In the futures market last week, hedge funds added to their futures short positions on WTI crude oil. In the Commitment of Traders report for October 27, published by the Commodity Futures Trading Commission (CFTC) last Friday, hedge funds added 27,694 short contracts last week and 7,073 long contracts. Managed money holds 273,436 long positions, compared with 134,264 short positions. Open interest increased by 62,471 contracts to 1,676,033 week over week.
Before the EIA report, WTI crude for December delivery traded down about 0.9% at around $47.50 a barrel. The WTI price fell to around $47.40 immediately following the report’s release, down about 1% on the day. The 52-week range on WTI futures is $39.22 to $80.33.
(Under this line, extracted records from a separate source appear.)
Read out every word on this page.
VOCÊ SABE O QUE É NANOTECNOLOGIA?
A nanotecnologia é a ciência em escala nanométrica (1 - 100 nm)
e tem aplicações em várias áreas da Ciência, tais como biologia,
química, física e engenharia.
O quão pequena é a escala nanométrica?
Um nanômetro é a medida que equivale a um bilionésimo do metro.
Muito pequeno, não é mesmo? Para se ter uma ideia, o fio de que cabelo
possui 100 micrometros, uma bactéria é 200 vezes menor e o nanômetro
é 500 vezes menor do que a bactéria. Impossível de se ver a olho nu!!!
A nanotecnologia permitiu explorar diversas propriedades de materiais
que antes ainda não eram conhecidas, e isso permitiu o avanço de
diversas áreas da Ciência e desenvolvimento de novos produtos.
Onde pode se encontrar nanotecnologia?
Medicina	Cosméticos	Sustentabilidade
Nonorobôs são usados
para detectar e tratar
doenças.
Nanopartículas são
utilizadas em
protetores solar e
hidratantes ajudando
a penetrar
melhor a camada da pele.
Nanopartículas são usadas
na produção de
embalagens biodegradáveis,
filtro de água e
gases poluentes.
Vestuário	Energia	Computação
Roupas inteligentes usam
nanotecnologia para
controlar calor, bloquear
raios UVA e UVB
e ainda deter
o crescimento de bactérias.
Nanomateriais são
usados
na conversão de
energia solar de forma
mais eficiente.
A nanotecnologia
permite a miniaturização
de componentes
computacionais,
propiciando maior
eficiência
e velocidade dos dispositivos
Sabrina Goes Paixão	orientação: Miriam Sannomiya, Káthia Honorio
Distillate inventories decreased by 1.3 million barrels last week and remain in the middle of the average range for this time of year. Distillate product supplied averaged over 3.9 million barrels a day over the past four weeks, up by 8.9% when compared with the same period last year. Distillate production averaged 4.9 million barrels a day last week, flat compared with the prior week’s production.
For the past week, crude imports averaged over 6.9 million barrels a day, down by 89,000 barrels a day compared with the previous week. Refineries were running at 88.7% of capacity, with daily input of over 15.6 million barrels, about 21,000 barrels a day above the previous week’s average. Refinery throughput is now about 380,000 barrels a day higher than it was three weeks ago as refiners complete turnaround and maintenance and return to production.
According to AAA, the current national average pump price per gallon of regular gasoline is $2.199, essentially flat with a week ago and down from $2.291 a month ago. Last year at this time, a gallon of regular gasoline cost $2.973 on average in the United States.
Here is a look at how share prices for two blue-chip stocks and two exchange traded funds reacted to this latest report.
Exxon Mobil Corp. (NYSE: XOM) traded down about 0.5%, at $86.38 in a 52-week range of $66.55 to $97.20. Year to date, Exxon stock traded down about 6.5% and is down about 8.6% since early November of 2014, as of Tuesday’s close.
Chevron Corp. (NYSE: CVX) traded down about 1%, at $97.17 in a 52-week range of $69.58 to $119.73. As of Tuesday’s close, Chevron shares have dropped about 13% year to date and trade down more than 15% since early November 2014.
The United States Oil ETF (NYSEMKT: USO) traded down about 1.5%, at $15.04 in a 52-week range of $12.37 to $30.17.
The Market Vectors Oil Services ETF (NYSEMKT: OIH) traded down about 0.9% to $32.25, in a 52-week range of $26.00 to $45.95.